ROMEO AND JULIET choreographed by Alexei Ratmansky (National Ballet of Canada). At the Four Seasons Centre (145 Queen West). To November 27. $25-$234. 416-345-9595. See listing. Rating: NNN
There's a reason why John Cranko's choreography for Romeo And Juliet remained in the National Ballet of Canada's repertoire for decades. It was powerful.
Not everything worked, mind you - those street scenes could get hokey - but the man knew how to capture character and drama in movement. The same can't be said of Alexei Ratmansky, whose new version opens the National's 60th season.
Don't get me wrong. The young Russian choreographer has talent, which we got to see in his recent elegant short ballet Russian Seasons. And there are glimpses of brilliance in his R&J, from the youthful, energetic scenes for Romeo's pals to the can't-stop-looking-at-each-other infatuation of the title characters, whose young love is captured in a heartbreakingly tender early pas de deux.

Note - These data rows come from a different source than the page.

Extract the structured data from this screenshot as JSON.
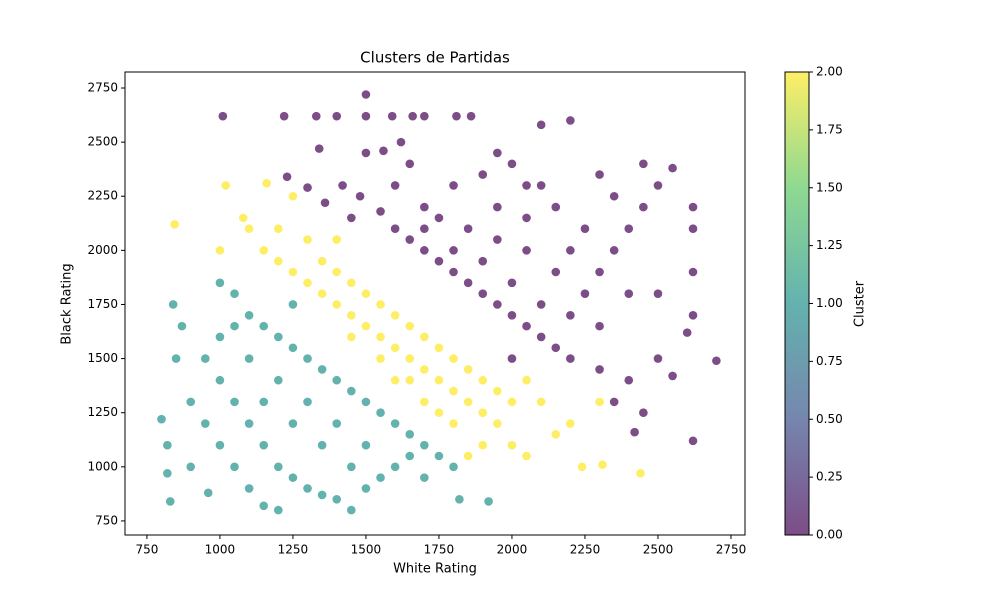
{
  "chart_data": {
    "type": "scatter",
    "title": "Clusters de Partidas",
    "x_label": "White Rating",
    "y_label": "Black Rating",
    "xlim": [
      675,
      2798
    ],
    "ylim": [
      685,
      2824
    ],
    "xticks": [
      750,
      1000,
      1250,
      1500,
      1750,
      2000,
      2250,
      2500,
      2750
    ],
    "yticks": [
      750,
      1000,
      1250,
      1500,
      1750,
      2000,
      2250,
      2500,
      2750
    ],
    "marker_alpha": 0.7,
    "colorbar": {
      "label": "Cluster",
      "lim": [
        0,
        2
      ],
      "colormap": [
        "#440154",
        "#3b528b",
        "#21918c",
        "#5ec962",
        "#fde725"
      ],
      "ticks": [
        {
          "value": 0,
          "label": "0.00"
        },
        {
          "value": 0.25,
          "label": "0.25"
        },
        {
          "value": 0.5,
          "label": "0.50"
        },
        {
          "value": 0.75,
          "label": "0.75"
        },
        {
          "value": 1,
          "label": "1.00"
        },
        {
          "value": 1.25,
          "label": "1.25"
        },
        {
          "value": 1.5,
          "label": "1.50"
        },
        {
          "value": 1.75,
          "label": "1.75"
        },
        {
          "value": 2,
          "label": "2.00"
        }
      ]
    },
    "series": [
      {
        "cluster": 0,
        "color": "#440154",
        "x": [
          1010,
          1220,
          1500,
          1330,
          1400,
          1500,
          1590,
          1660,
          1700,
          1810,
          1860,
          1340,
          1500,
          1560,
          1620,
          1230,
          1300,
          1360,
          1420,
          1480,
          1550,
          1600,
          1650,
          1700,
          1750,
          1800,
          1850,
          1900,
          1950,
          2000,
          2050,
          2100,
          2150,
          2000,
          2200,
          2300,
          2400,
          2350,
          2450,
          2420,
          2620,
          2700,
          2620,
          2620,
          2620,
          2620,
          2550,
          2500,
          2450,
          2400,
          2350,
          2300,
          2250,
          2200,
          2100,
          2000,
          1900,
          1800,
          1700,
          1600,
          1750,
          1850,
          1950,
          2050,
          2150,
          2250,
          2350,
          2150,
          2050,
          1900,
          2200,
          2100,
          1950,
          2500,
          2550,
          2300,
          2400,
          2500,
          2600,
          1650,
          1450,
          2000,
          2100,
          2200,
          1800,
          1700,
          1950,
          2050,
          2300,
          2450
        ],
        "y": [
          2620,
          2620,
          2720,
          2620,
          2620,
          2620,
          2620,
          2620,
          2620,
          2620,
          2620,
          2470,
          2450,
          2460,
          2500,
          2340,
          2290,
          2220,
          2300,
          2250,
          2180,
          2100,
          2050,
          2000,
          1950,
          1900,
          1850,
          1800,
          1750,
          1700,
          1650,
          1600,
          1550,
          1500,
          1500,
          1450,
          1400,
          1300,
          1250,
          1160,
          1120,
          1490,
          1700,
          1900,
          2100,
          2200,
          2380,
          2300,
          2200,
          2100,
          2000,
          1900,
          1800,
          1700,
          2300,
          2400,
          2350,
          2300,
          2200,
          2300,
          2150,
          2100,
          2050,
          2000,
          1900,
          2100,
          2250,
          2200,
          2150,
          1950,
          2600,
          2580,
          2450,
          1500,
          1420,
          1650,
          1800,
          1800,
          1620,
          2400,
          2150,
          1850,
          1750,
          2000,
          2000,
          2100,
          2200,
          2300,
          2350,
          2400
        ]
      },
      {
        "cluster": 1,
        "color": "#21918c",
        "x": [
          800,
          820,
          840,
          850,
          870,
          820,
          830,
          900,
          950,
          1000,
          1050,
          1100,
          1150,
          1200,
          1000,
          1050,
          1100,
          1150,
          1200,
          1250,
          1300,
          1350,
          1400,
          1450,
          1500,
          1550,
          1600,
          1650,
          1700,
          1750,
          1800,
          1820,
          1920,
          1050,
          1100,
          1150,
          1200,
          1250,
          1300,
          1350,
          1400,
          1450,
          1500,
          1550,
          1600,
          1650,
          1000,
          950,
          1100,
          1200,
          1300,
          1400,
          1500,
          1250,
          1350,
          1450,
          1150,
          1050,
          1000,
          900,
          960,
          1250,
          1700
        ],
        "y": [
          1220,
          1100,
          1750,
          1500,
          1650,
          970,
          840,
          1300,
          1200,
          1100,
          1000,
          900,
          820,
          800,
          1400,
          1300,
          1200,
          1100,
          1000,
          950,
          900,
          870,
          850,
          800,
          900,
          950,
          1000,
          1050,
          1100,
          1050,
          1000,
          850,
          840,
          1800,
          1700,
          1650,
          1600,
          1550,
          1500,
          1450,
          1400,
          1350,
          1300,
          1250,
          1200,
          1150,
          1600,
          1500,
          1500,
          1400,
          1300,
          1200,
          1100,
          1200,
          1100,
          1000,
          1300,
          1650,
          1850,
          1000,
          880,
          1750,
          950
        ]
      },
      {
        "cluster": 2,
        "color": "#fde725",
        "x": [
          845,
          1020,
          1160,
          1080,
          1000,
          1100,
          1150,
          1200,
          1250,
          1300,
          1350,
          1400,
          1450,
          1500,
          1550,
          1600,
          1650,
          1700,
          1750,
          1800,
          1850,
          1900,
          1950,
          2000,
          2050,
          2150,
          2200,
          2240,
          2310,
          2440,
          1300,
          1350,
          1400,
          1450,
          1500,
          1550,
          1600,
          1650,
          1700,
          1750,
          1800,
          1850,
          1900,
          1950,
          2000,
          2050,
          2100,
          1200,
          1250,
          1400,
          1600,
          1700,
          1800,
          1900,
          1850,
          2300,
          1450,
          1550,
          1650,
          1750
        ],
        "y": [
          2120,
          2300,
          2310,
          2150,
          2000,
          2100,
          2000,
          1950,
          1900,
          1850,
          1800,
          1750,
          1700,
          1650,
          1600,
          1550,
          1500,
          1450,
          1400,
          1350,
          1300,
          1250,
          1200,
          1100,
          1050,
          1150,
          1200,
          1000,
          1010,
          970,
          2050,
          1950,
          1900,
          1850,
          1800,
          1750,
          1700,
          1650,
          1600,
          1550,
          1500,
          1450,
          1400,
          1350,
          1300,
          1400,
          1300,
          2100,
          2250,
          2050,
          1400,
          1300,
          1200,
          1100,
          1050,
          1300,
          1600,
          1500,
          1400,
          1250
        ]
      }
    ]
  }
}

What Ratmansky fails to do, however, is find a way to suggest the pair's maturity and growth. By the beginning of act three, Cranko's couple are full-blown adults, their post-coital bedroom duet - with Juliet's pointe shoes literally dragging on the floor - a vision of hopeless romantic longing. Ratmansky's version shows them merely sad, with repeated lifts and twirls that could have come any time earlier.
Another scene that suffers is the Dance Of The Knights, performed to Prokofiev's menacing music and rendered in Cranko's version with a grand majestic sweep. Ratmansky intriguingly plays up the violence in the court - the men wield swords - but the scene looks thin and insubstantial. Certainly Richard Hudson's costumes don't add to the effect. (Speaking of costumes, it's hard to tell the warring Capulets from the Montagues, which I figure should be a no-brainer.)

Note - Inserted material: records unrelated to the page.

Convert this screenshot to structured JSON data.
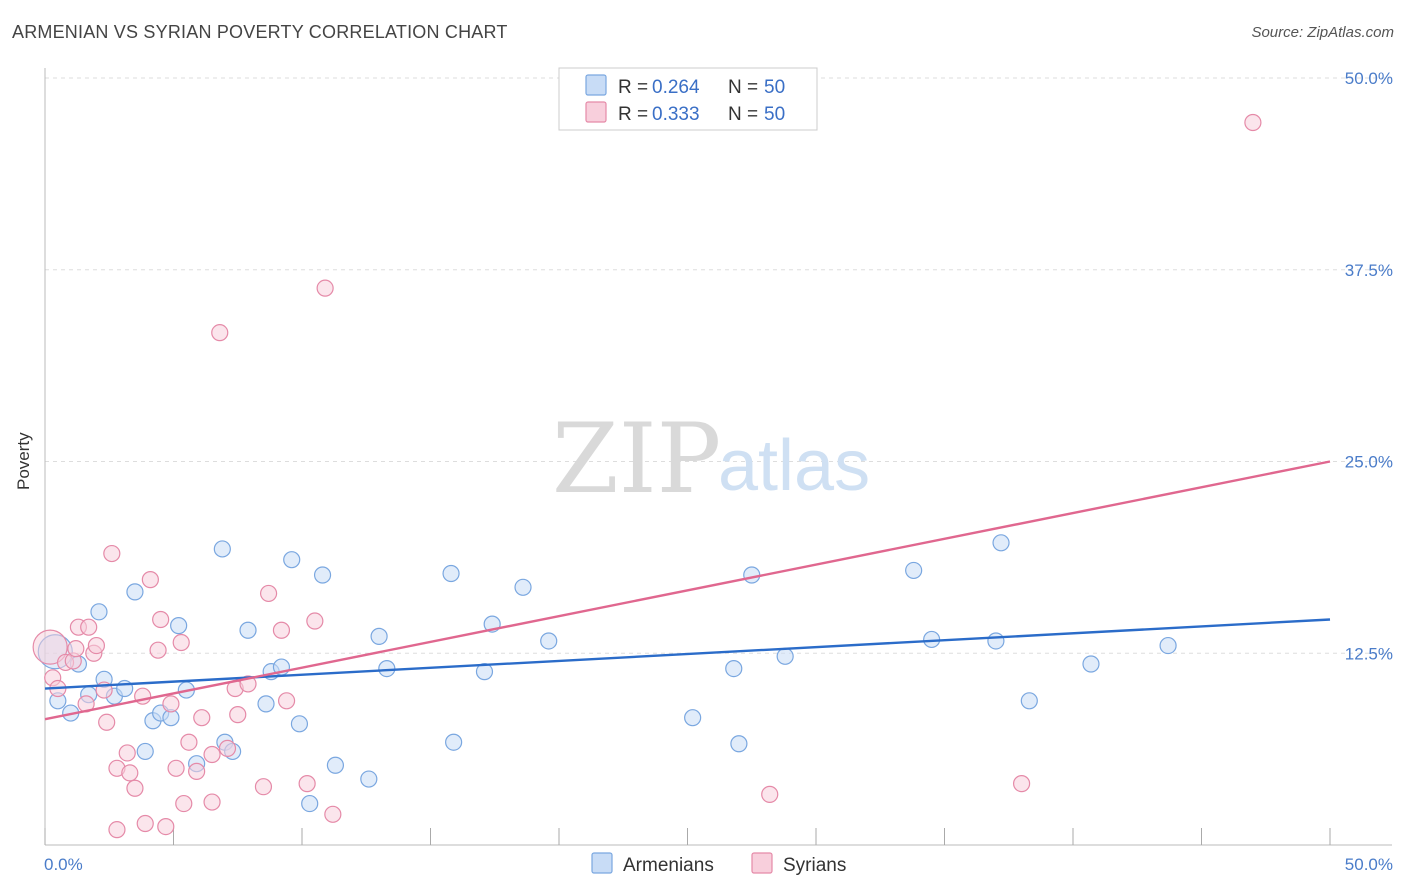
{
  "title": "ARMENIAN VS SYRIAN POVERTY CORRELATION CHART",
  "source": "Source: ZipAtlas.com",
  "watermark": {
    "zip": "ZIP",
    "atlas": "atlas"
  },
  "colors": {
    "armenians_fill": "#c8dcf6",
    "armenians_stroke": "#7aa7e0",
    "armenians_line": "#2b6cc9",
    "syrians_fill": "#f8cfdc",
    "syrians_stroke": "#e58aa8",
    "syrians_line": "#e0678f",
    "tick_label": "#4a7cc9",
    "grid": "#dddddd"
  },
  "legend": {
    "rows": [
      {
        "r_label": "R = ",
        "r_value": "0.264",
        "n_label": "N = ",
        "n_value": "50"
      },
      {
        "r_label": "R = ",
        "r_value": "0.333",
        "n_label": "N = ",
        "n_value": "50"
      }
    ]
  },
  "chart_data": {
    "type": "scatter",
    "title": "ARMENIAN VS SYRIAN POVERTY CORRELATION CHART",
    "xlabel": "",
    "ylabel": "Poverty",
    "xlim": [
      0,
      50
    ],
    "ylim": [
      0,
      50
    ],
    "x_tick_labels": [
      "0.0%",
      "50.0%"
    ],
    "y_ticks": [
      12.5,
      25.0,
      37.5,
      50.0
    ],
    "y_tick_labels": [
      "12.5%",
      "25.0%",
      "37.5%",
      "50.0%"
    ],
    "grid": true,
    "legend_position": "top-center",
    "series": [
      {
        "name": "Armenians",
        "r": 0.264,
        "n": 50,
        "trend": {
          "x": [
            0,
            50
          ],
          "y": [
            10.2,
            14.7
          ]
        },
        "points": [
          {
            "x": 0.4,
            "y": 12.6,
            "big": true
          },
          {
            "x": 0.5,
            "y": 9.4
          },
          {
            "x": 1.0,
            "y": 8.6
          },
          {
            "x": 1.3,
            "y": 11.8
          },
          {
            "x": 1.7,
            "y": 9.8
          },
          {
            "x": 2.1,
            "y": 15.2
          },
          {
            "x": 2.3,
            "y": 10.8
          },
          {
            "x": 2.7,
            "y": 9.7
          },
          {
            "x": 3.1,
            "y": 10.2
          },
          {
            "x": 3.5,
            "y": 16.5
          },
          {
            "x": 3.9,
            "y": 6.1
          },
          {
            "x": 4.2,
            "y": 8.1
          },
          {
            "x": 4.5,
            "y": 8.6
          },
          {
            "x": 4.9,
            "y": 8.3
          },
          {
            "x": 5.2,
            "y": 14.3
          },
          {
            "x": 5.5,
            "y": 10.1
          },
          {
            "x": 5.9,
            "y": 5.3
          },
          {
            "x": 6.9,
            "y": 19.3
          },
          {
            "x": 7.0,
            "y": 6.7
          },
          {
            "x": 7.3,
            "y": 6.1
          },
          {
            "x": 7.9,
            "y": 14.0
          },
          {
            "x": 8.6,
            "y": 9.2
          },
          {
            "x": 8.8,
            "y": 11.3
          },
          {
            "x": 9.2,
            "y": 11.6
          },
          {
            "x": 9.6,
            "y": 18.6
          },
          {
            "x": 9.9,
            "y": 7.9
          },
          {
            "x": 10.3,
            "y": 2.7
          },
          {
            "x": 10.8,
            "y": 17.6
          },
          {
            "x": 11.3,
            "y": 5.2
          },
          {
            "x": 12.6,
            "y": 4.3
          },
          {
            "x": 13.0,
            "y": 13.6
          },
          {
            "x": 13.3,
            "y": 11.5
          },
          {
            "x": 15.9,
            "y": 6.7
          },
          {
            "x": 15.8,
            "y": 17.7
          },
          {
            "x": 17.1,
            "y": 11.3
          },
          {
            "x": 17.4,
            "y": 14.4
          },
          {
            "x": 18.6,
            "y": 16.8
          },
          {
            "x": 19.6,
            "y": 13.3
          },
          {
            "x": 25.2,
            "y": 8.3
          },
          {
            "x": 26.8,
            "y": 11.5
          },
          {
            "x": 27.0,
            "y": 6.6
          },
          {
            "x": 27.5,
            "y": 17.6
          },
          {
            "x": 28.8,
            "y": 12.3
          },
          {
            "x": 33.8,
            "y": 17.9
          },
          {
            "x": 34.5,
            "y": 13.4
          },
          {
            "x": 37.0,
            "y": 13.3
          },
          {
            "x": 37.2,
            "y": 19.7
          },
          {
            "x": 38.3,
            "y": 9.4
          },
          {
            "x": 40.7,
            "y": 11.8
          },
          {
            "x": 43.7,
            "y": 13.0
          }
        ]
      },
      {
        "name": "Syrians",
        "r": 0.333,
        "n": 50,
        "trend": {
          "x": [
            0,
            50
          ],
          "y": [
            8.2,
            25.0
          ]
        },
        "points": [
          {
            "x": 0.2,
            "y": 12.9,
            "big": true
          },
          {
            "x": 0.3,
            "y": 10.9
          },
          {
            "x": 0.5,
            "y": 10.2
          },
          {
            "x": 0.8,
            "y": 11.9
          },
          {
            "x": 1.1,
            "y": 12.0
          },
          {
            "x": 1.2,
            "y": 12.8
          },
          {
            "x": 1.3,
            "y": 14.2
          },
          {
            "x": 1.6,
            "y": 9.2
          },
          {
            "x": 1.7,
            "y": 14.2
          },
          {
            "x": 1.9,
            "y": 12.5
          },
          {
            "x": 2.0,
            "y": 13.0
          },
          {
            "x": 2.3,
            "y": 10.1
          },
          {
            "x": 2.4,
            "y": 8.0
          },
          {
            "x": 2.6,
            "y": 19.0
          },
          {
            "x": 2.8,
            "y": 5.0
          },
          {
            "x": 2.8,
            "y": 1.0
          },
          {
            "x": 3.2,
            "y": 6.0
          },
          {
            "x": 3.3,
            "y": 4.7
          },
          {
            "x": 3.5,
            "y": 3.7
          },
          {
            "x": 3.8,
            "y": 9.7
          },
          {
            "x": 3.9,
            "y": 1.4
          },
          {
            "x": 4.1,
            "y": 17.3
          },
          {
            "x": 4.4,
            "y": 12.7
          },
          {
            "x": 4.5,
            "y": 14.7
          },
          {
            "x": 4.7,
            "y": 1.2
          },
          {
            "x": 4.9,
            "y": 9.2
          },
          {
            "x": 5.1,
            "y": 5.0
          },
          {
            "x": 5.3,
            "y": 13.2
          },
          {
            "x": 5.4,
            "y": 2.7
          },
          {
            "x": 5.6,
            "y": 6.7
          },
          {
            "x": 5.9,
            "y": 4.8
          },
          {
            "x": 6.1,
            "y": 8.3
          },
          {
            "x": 6.5,
            "y": 5.9
          },
          {
            "x": 6.5,
            "y": 2.8
          },
          {
            "x": 6.8,
            "y": 33.4
          },
          {
            "x": 7.1,
            "y": 6.3
          },
          {
            "x": 7.4,
            "y": 10.2
          },
          {
            "x": 7.5,
            "y": 8.5
          },
          {
            "x": 7.9,
            "y": 10.5
          },
          {
            "x": 8.5,
            "y": 3.8
          },
          {
            "x": 8.7,
            "y": 16.4
          },
          {
            "x": 9.2,
            "y": 14.0
          },
          {
            "x": 9.4,
            "y": 9.4
          },
          {
            "x": 10.2,
            "y": 4.0
          },
          {
            "x": 10.5,
            "y": 14.6
          },
          {
            "x": 10.9,
            "y": 36.3
          },
          {
            "x": 11.2,
            "y": 2.0
          },
          {
            "x": 28.2,
            "y": 3.3
          },
          {
            "x": 38.0,
            "y": 4.0
          },
          {
            "x": 47.0,
            "y": 47.1
          }
        ]
      }
    ]
  },
  "bottom_legend": [
    "Armenians",
    "Syrians"
  ]
}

That said, the National's opening- night cast performed their roles well, Guillaume Côté and Elena Lobsanova believable in their ardour, their partnering graceful and fluid. (Shame about Lobsanova's fall in the first act.) Piotr Stanczyk handled the physical and emotional demands of Mercutio with ease on Hudson's clean, unfussy set.
I'd mention other performers, but Radmansky's choreography doesn't allow for much secondary character development. He even robs Lady Capulet of her melodramatic Act II exit, replacing it with something that's still watchable - but not nearly as theatrical.